Вуйкович наклонился к старинной вертгеймовской кассе, покачал головой и буркнул сердито:
— Опытный, каналья, не оставил отпечатков.
Вошел директор. Видно было, что он очень расстроен. Поздоровавшись, он тяжело опустился в кресло, приговаривая: «Какое несчастье, какое несчастье! Чудовищно! Убийство-монстр!» Потом вынул из кармана фуляровый платок и вытер им лоб. И вдруг его взгляд упал на полуотворенную дверцу несгораемого шкафа. Он вытаращил глаза, щеки его посерели, затылок налился кровью. Казалось, директора вот-вот хватит удар. И он вопросительно уставился на Вуйковича.
— Ограбили, — подтвердил тот, что-то записывая себе в блокнот. — Убийце был известен ключ от шифра, как я вижу. Удивительное дело, мне как-то рассказывал один вор-медвежатник: «Я, — говорит, — когда попадаю в кабинет интеллигента, открыть кассу не представляет трудностей. Ключ либо лежит на кассе, либо в ящике письменного стола. А ключи к шифру обычно они подбирают без фантазии: «Алма», «Опус», «Деус», «Ерго» и, конечно, «Дина». Вот так и у вас. И все-таки я рассчитывал обнаружить убийцу. А теперь, господин генерал, мне придется с вашего разрешения допросить кое-кого из персонала. Начиная с друзей господина Кучерова.

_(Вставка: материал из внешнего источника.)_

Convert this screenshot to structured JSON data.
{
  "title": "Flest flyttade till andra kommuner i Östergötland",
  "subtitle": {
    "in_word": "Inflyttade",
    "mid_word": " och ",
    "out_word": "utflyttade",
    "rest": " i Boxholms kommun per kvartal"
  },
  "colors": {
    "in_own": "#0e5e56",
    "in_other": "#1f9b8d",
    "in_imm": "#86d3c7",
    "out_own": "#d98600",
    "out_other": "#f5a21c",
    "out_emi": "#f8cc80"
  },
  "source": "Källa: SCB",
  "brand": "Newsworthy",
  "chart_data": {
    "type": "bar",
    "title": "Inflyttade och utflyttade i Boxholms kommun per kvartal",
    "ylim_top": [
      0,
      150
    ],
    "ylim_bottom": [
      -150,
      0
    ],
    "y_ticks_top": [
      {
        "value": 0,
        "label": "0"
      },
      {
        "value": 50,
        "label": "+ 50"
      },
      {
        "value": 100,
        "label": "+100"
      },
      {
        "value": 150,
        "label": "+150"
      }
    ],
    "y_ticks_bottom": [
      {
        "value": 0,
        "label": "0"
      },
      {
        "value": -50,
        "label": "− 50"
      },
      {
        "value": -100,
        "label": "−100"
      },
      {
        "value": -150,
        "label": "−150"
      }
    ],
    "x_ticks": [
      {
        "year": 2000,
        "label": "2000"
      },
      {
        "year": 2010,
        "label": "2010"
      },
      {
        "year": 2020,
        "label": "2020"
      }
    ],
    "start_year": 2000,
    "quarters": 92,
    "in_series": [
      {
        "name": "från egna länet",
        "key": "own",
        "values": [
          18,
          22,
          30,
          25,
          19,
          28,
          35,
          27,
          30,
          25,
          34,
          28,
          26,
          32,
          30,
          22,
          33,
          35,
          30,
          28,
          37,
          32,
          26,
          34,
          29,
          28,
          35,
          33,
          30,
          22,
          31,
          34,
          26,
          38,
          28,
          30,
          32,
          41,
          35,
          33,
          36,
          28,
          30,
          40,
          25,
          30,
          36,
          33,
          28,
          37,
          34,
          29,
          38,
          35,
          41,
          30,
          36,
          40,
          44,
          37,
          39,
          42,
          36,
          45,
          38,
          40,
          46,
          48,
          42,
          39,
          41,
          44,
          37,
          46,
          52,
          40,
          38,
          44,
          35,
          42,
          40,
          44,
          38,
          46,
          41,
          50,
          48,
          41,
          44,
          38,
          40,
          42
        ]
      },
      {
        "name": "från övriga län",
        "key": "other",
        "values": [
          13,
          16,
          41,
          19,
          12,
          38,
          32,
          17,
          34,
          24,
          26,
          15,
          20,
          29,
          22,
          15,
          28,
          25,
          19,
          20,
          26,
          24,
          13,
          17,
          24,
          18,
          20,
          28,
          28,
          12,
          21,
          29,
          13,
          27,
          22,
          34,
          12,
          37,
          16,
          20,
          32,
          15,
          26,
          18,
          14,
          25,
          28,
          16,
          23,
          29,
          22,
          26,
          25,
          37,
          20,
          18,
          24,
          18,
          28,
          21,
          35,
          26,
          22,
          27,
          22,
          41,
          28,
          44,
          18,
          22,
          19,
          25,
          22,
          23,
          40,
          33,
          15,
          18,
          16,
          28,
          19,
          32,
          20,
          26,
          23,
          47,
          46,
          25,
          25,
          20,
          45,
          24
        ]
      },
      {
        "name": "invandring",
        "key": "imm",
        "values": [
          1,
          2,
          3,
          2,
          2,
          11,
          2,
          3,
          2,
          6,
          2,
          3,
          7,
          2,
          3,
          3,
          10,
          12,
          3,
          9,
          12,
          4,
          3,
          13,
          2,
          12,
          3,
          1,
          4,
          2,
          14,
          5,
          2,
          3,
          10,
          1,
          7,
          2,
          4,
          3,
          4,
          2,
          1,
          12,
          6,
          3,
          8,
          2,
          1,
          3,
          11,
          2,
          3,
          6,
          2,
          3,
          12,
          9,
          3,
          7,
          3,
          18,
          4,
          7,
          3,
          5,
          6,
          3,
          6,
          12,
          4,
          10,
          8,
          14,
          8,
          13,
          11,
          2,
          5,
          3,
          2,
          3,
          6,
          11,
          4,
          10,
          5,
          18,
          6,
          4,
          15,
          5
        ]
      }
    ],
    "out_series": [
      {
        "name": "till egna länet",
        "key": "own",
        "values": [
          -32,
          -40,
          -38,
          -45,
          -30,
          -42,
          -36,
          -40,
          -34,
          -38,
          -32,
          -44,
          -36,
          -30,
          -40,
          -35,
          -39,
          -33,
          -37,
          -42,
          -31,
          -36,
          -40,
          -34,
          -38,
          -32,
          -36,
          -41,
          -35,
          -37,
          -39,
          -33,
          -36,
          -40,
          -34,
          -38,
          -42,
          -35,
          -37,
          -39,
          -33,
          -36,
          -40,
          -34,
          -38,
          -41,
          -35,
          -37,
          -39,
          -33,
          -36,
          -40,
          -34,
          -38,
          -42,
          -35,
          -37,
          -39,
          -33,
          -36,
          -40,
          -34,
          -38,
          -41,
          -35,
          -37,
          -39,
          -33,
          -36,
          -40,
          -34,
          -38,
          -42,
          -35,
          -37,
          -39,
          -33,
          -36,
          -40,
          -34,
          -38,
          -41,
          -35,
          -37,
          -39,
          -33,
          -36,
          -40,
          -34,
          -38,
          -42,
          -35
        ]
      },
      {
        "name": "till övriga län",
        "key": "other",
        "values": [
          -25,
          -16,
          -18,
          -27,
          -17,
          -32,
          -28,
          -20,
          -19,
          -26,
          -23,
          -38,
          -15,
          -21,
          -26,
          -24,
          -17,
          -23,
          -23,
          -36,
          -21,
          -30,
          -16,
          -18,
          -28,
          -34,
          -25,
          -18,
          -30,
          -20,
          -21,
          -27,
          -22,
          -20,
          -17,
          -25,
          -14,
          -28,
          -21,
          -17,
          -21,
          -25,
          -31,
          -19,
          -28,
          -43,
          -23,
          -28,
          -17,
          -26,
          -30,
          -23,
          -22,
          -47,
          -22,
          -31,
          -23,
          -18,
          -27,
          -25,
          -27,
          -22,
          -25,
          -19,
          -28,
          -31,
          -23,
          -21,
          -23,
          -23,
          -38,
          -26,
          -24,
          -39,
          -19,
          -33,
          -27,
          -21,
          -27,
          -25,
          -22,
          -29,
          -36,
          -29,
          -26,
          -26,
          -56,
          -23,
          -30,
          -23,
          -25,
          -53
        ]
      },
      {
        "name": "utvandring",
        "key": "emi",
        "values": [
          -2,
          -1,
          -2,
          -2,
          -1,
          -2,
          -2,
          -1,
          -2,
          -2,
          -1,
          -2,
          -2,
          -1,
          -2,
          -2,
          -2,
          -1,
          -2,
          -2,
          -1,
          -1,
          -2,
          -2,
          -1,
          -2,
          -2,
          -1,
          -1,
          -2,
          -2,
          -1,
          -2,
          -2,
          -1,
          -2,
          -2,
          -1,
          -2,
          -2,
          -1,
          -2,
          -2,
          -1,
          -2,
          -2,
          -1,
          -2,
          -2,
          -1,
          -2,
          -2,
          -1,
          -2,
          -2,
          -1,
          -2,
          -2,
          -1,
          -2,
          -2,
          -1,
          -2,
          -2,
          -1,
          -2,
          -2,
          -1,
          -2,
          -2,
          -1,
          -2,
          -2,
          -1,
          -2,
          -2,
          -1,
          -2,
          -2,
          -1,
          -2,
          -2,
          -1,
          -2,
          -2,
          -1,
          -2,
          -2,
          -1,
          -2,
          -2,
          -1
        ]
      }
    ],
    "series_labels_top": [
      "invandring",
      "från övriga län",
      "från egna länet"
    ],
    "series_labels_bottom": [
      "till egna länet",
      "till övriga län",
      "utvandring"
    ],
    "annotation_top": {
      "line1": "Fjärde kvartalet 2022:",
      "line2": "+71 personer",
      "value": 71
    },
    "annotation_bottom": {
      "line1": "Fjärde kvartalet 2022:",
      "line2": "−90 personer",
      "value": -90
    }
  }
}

— Насколько мне известно, — сказал директор, с трудом переводя дух, — у генерала близких друзей не было, о покойниках плохо не говорят, но... Господа, — обратился он к бухгалтеру и машинистке, — вы свободны. Когда понадобитесь, я позову.
— А я попрошу, господа, о наших разговорах пока помолчать, — добавил начальник полиции и угрожающе посмотрел на них своими волчьими глазами.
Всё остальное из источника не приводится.